Climbing the Mountain

Some while ago, I saw this comic about the never-ending story of learning programming. The never-ending story applies to any collaborative discovery endeavour. At SDAM, we have been agonizing over what can we actually do with all the large data, once we aggregated it. It’s a question that’s been giving us anxiety, because until you harvest, streamline and wrangle your data, you cannot even start answering it. Just like a potter who collects clay from an unknown source without knowing whether it will be good for anything. You knead and levigate the cold, hard mass and only as it warms up and softens with your effort, you may gauge its qualities. Is it plastic and malleable enough to make a small sculpture with fine detail or coarse and bulky to make a big chunky dinosaur? Playing with large datasets is similar. You spend hours poking and probing its features in order to learn what it can be used for and how much effort it’ll likely take.

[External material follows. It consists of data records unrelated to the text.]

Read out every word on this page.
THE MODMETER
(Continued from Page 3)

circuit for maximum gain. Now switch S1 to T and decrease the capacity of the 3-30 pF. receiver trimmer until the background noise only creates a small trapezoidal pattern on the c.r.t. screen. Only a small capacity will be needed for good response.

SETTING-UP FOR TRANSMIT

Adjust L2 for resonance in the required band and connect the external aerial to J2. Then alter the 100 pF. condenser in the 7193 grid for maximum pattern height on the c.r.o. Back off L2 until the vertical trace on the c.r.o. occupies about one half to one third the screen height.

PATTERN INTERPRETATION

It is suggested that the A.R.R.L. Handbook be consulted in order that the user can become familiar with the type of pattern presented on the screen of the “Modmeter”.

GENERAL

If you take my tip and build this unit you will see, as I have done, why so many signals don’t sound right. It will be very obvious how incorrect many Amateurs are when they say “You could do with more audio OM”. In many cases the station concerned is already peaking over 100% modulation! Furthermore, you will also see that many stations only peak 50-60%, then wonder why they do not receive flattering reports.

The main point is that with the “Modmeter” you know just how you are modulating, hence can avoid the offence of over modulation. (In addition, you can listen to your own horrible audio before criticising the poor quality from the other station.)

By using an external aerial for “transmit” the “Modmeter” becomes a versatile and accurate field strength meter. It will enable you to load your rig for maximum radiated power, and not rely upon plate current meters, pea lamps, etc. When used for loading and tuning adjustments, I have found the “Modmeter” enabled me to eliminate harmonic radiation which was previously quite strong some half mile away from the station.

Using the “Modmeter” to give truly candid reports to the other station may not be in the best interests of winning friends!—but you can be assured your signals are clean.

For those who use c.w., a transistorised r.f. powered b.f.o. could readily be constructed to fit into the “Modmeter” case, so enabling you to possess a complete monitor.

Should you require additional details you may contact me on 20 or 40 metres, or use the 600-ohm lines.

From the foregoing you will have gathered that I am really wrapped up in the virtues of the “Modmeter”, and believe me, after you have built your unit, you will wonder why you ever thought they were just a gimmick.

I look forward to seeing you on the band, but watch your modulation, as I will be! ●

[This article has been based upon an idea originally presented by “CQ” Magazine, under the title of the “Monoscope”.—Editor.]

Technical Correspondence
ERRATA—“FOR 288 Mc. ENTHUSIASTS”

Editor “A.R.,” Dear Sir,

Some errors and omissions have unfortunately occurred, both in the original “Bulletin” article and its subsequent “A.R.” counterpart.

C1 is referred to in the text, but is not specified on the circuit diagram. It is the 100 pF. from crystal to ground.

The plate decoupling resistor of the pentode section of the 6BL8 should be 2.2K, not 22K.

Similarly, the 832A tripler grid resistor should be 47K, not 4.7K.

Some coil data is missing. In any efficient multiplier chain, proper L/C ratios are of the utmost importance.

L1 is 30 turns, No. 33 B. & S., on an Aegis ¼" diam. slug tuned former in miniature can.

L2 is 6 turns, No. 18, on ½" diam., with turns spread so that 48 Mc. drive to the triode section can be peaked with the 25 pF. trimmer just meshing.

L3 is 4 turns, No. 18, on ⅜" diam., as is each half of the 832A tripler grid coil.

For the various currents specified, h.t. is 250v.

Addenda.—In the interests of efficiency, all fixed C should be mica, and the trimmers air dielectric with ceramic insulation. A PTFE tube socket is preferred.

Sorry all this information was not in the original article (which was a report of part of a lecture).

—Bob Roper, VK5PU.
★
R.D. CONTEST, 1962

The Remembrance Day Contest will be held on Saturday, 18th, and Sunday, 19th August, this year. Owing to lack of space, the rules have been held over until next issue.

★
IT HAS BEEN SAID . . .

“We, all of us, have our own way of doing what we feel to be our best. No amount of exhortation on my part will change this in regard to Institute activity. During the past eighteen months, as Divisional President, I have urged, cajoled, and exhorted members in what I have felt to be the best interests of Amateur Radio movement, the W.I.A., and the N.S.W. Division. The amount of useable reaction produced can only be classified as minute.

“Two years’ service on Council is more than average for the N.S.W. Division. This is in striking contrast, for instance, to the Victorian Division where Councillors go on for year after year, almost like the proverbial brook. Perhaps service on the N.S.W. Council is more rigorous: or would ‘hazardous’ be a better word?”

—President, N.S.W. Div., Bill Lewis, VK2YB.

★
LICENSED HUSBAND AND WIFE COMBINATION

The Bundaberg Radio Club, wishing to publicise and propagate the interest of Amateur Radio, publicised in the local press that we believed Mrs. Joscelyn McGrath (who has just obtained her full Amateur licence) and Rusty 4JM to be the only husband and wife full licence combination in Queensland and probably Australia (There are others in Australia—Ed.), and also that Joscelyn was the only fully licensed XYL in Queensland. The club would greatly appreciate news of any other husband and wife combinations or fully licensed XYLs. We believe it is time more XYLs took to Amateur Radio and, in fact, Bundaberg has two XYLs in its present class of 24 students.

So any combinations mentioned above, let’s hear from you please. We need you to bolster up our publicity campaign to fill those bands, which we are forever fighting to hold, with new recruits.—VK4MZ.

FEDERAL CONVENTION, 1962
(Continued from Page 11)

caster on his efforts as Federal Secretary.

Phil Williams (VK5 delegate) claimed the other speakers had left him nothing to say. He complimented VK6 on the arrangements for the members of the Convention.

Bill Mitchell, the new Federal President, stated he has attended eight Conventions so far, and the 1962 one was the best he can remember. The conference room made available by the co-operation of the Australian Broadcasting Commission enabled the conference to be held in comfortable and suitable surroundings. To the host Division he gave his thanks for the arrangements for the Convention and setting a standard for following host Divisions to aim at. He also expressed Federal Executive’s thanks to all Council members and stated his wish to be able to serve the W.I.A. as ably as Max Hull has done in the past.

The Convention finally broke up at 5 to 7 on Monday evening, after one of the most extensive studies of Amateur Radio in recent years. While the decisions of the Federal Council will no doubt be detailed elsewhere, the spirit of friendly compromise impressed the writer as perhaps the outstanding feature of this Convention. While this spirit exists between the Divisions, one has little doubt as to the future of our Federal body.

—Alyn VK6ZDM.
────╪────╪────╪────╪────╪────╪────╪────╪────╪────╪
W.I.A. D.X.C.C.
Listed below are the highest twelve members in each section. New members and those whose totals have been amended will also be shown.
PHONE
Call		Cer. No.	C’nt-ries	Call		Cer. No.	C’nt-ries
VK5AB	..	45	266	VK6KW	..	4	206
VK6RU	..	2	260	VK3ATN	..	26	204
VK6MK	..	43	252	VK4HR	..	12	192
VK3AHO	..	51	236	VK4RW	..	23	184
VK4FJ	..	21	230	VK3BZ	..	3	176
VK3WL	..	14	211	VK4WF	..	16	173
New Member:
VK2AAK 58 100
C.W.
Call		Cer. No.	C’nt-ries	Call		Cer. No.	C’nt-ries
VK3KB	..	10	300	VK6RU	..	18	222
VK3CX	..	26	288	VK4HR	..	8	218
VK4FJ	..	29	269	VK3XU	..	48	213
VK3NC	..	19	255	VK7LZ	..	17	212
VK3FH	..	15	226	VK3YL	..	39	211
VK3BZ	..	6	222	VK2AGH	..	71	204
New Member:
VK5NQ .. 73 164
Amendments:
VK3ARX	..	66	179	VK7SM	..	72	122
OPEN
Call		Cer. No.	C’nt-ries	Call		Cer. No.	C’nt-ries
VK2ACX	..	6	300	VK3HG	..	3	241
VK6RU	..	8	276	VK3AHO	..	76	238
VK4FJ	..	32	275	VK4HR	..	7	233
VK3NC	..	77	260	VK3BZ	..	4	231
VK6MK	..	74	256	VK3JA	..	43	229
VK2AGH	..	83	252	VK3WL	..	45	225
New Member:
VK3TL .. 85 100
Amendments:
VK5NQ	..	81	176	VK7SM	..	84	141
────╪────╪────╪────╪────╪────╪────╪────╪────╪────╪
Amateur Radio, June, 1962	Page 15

So far we have been following Vojtech’s python scripts in slicing and subsetting the EDH dataset and discovering what problems we need to overcome. The choice is wide; there are the incomparable diversity of chronological intervals ascribed to individual inscriptions, that we will need to refine. While working on these preliminaries, we have all been anxious about what will we do next, once we figure out a way to make chronology more tractable? Who will think of the right question and who will make it answerable with our toolkit of python and R? We saw a little bit of the possible world today after running through as of yet imperfect dataset with the multigraph package in R. We used a similarity function to assess the correspondence among inscription attributes and create a network of these similarities. The revelation to me, a newbie to networks, was that with multigraph we can choose which columns we wish to pass to R for assessment, and then display the result either as a collated network with links relating to different attributes, or filter out individual network components (for each attribute we are evaluating) and assess them in their own right. Once we implement a good (transparent and quantifiable) measure of temporal intervals and a bit of control over coordinates, we are a few steps away from analysing the diffusion of epigraphic habits over time. Maybe this sounds simple, but I learnt something today.